A parasitical AI enemy is about to overtake the world. Its name is the Entity. It has no face, no voice and no means of expression. The fact that world domination mandates the extermination of humankind is no deterrent. This malevolent force (which first appeared in Mission Impossible’s previous film Dead Reckoning Part One two years ago – just wants to take control whatever the cost, and so it remains unfazed by the prospect of ruling a completely empty and useless planet. Perhaps it inherited this irrational greed from its human creators.
The President of the United States (Angela Bassett) tasks Ethan Hunt (Tom Cruise) with saving us from the Entity. His 30 years of service at the IMF (Impossible Mission Force) have earned him an immaculate reputation. The Final Reckoning contains clips from the various Mission Impossible films, paying tribute to a franchise boasting eight instalments (the last four of which directed by 56-year-old American director Christopher McQuarrie). We briefly see sexagenarian Tom Cruise in his early 30s (in Brian de Palma’s original film, from 1996) all the way to the present.
What follows is the predictable MacGuffin silliness: Ethan must retrieve two “cruciform keys” from the Arctic, which will in turn lead him to the podkova (a hard drive containing information that will lead to the destruction of the Entity). The mysterious item, which is buried with a Russian submarine at the bottom of the sea, is then combined with Luther’s poison pill in order to destroy the enemy. Gabriel (Esai Morales) occasionally steps in as human antagonist, in cahoots with the elusive parasite. He engages with Cruise in the most dramatic fight scenes. It is not entirely clear why Gabriel wants to support an AI enemy hellbent on total destruction, in a confusing script anathema to coherence, and with more holes than Swiss cheese.
With an estimated budget of U$300 to 400 million, The Final Reckoning is one of the most expensive movies in cinema history: a real money-squandering mission.
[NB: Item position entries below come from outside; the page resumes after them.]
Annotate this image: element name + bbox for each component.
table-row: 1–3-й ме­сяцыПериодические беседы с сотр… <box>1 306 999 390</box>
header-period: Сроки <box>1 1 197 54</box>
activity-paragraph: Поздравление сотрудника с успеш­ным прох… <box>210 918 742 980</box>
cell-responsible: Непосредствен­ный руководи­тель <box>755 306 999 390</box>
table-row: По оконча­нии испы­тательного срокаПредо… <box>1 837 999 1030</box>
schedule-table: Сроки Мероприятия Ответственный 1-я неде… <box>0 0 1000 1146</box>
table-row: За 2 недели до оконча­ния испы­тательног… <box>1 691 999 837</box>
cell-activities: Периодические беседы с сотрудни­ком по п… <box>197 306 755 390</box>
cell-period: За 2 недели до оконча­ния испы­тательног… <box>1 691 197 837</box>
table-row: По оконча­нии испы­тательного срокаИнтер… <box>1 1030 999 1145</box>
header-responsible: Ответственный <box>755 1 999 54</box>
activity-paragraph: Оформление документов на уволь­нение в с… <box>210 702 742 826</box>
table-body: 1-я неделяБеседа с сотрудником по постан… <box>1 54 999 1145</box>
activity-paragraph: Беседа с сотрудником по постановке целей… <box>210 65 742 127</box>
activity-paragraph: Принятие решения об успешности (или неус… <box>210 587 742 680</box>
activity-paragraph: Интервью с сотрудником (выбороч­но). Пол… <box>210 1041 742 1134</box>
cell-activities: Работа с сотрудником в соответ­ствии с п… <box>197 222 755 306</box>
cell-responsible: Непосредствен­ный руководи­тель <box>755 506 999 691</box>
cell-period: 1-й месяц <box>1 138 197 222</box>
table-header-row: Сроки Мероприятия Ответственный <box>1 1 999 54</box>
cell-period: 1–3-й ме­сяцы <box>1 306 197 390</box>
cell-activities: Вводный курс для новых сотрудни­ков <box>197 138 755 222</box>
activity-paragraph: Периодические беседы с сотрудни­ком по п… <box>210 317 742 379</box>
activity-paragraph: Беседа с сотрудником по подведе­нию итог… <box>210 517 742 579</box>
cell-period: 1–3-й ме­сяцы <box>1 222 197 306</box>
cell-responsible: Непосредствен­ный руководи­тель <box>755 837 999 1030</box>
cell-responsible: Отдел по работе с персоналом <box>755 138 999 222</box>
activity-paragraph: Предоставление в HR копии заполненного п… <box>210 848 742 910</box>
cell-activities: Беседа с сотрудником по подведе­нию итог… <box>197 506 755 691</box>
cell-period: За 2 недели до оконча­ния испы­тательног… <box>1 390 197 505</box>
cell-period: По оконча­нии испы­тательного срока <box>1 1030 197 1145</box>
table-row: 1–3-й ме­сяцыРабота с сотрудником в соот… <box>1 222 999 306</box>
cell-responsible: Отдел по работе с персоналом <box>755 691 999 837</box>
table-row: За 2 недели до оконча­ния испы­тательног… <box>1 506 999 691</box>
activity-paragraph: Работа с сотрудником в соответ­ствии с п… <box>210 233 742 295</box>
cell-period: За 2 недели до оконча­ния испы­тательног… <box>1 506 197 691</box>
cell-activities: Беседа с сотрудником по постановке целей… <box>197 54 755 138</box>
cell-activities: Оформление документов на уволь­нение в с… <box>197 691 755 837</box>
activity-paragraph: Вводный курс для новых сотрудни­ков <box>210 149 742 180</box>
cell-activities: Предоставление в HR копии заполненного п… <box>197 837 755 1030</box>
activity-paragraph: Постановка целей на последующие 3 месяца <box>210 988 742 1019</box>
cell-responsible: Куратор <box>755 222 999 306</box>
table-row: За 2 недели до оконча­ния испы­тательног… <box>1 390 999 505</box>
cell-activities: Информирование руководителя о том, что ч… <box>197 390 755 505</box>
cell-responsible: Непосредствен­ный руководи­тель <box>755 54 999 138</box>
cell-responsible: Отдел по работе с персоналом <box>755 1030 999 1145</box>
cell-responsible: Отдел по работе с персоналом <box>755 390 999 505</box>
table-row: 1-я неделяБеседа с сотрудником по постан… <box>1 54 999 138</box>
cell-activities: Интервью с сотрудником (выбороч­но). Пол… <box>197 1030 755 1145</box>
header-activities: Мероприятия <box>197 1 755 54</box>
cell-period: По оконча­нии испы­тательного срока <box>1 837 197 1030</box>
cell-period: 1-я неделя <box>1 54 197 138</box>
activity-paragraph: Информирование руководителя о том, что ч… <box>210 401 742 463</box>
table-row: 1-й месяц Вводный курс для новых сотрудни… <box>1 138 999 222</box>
It takes nearly 30 minutes before the opening credits and the instantly recognisable tune are played, and the entire film lasts an interminable 165 minutes (roughly the same duration as Dead Reckoning Part One. Almost everything is extremely derivative. There are no clever twists (perhaps except for a false suicide attempt with a cyanide pill) and innovative action scenes. The adrenaline-inducing vibes of the iconic vault scene in De Palma’s film are completely absent. The closing action scene on a biplane is boring and uninspiring. Melatonin-inducing. This is a movie without a sense of irony, self-deprecation, humour and artfulness.
While imprinted with some liberal signifiers guaranteed to upset Donald Trump (such as DEI recruit Bassett taking on the role that belong to him), Mission: Impossible – The Final Reckoning is a deeply reactionary movie, and a crystal-clear example of cinema being misused as a dangerous geopolitical weapon. At one point, Potus spells out why the United States are the self-appointed guardians of the world: “We are the only nation with the arsenal big enough to destroy the Entity. We are the only nation with the power of choice”. The message isn’t even subtle. Other peoples and nations are represented mostly by stock characters: the reliable and anodyne Brit Benji (Simon Pegg), the useless French femme-fatale-turned-good-girl Paris (Pom Klementieff, delivering pointless one-liners exclusively in the language of Jean-Paul Sartre), the chubby funny Inuk wife (Lucy Tulugarjuk), and of course the mean Russian without any loved ones (or even a dog).
The flag of the genocidal state of Israel is repeatedly and prominently featured alongside those of the United States, the United Kingdom, Russia and China, for no apparent reason other than advertising the United States’s highly questionable geopolitical leanings. Mission: Impossible – The Final Reckoning isn’t just a disingenuous and unambiguous statement on American hegemony, but also a monument to unbridled narcissism. Cruise’s looks represents a major asset, one that must be protected at all costs. Perhaps the net value of the 62-year-old superstar is greater than all humankind combined. His facial expressions remain as stiff as the ripped buttocks of his countless stunt doubles (featured several time on their black undies, be that on air, land or underwater).
Mission: Impossible – The Final Reckoning premiered at the 78th edition of the Festival de Cannes, when this piece was originally written. In cinemas on Wednesday, May 21st. An experience as pleasant as sedation-free colonoscopy.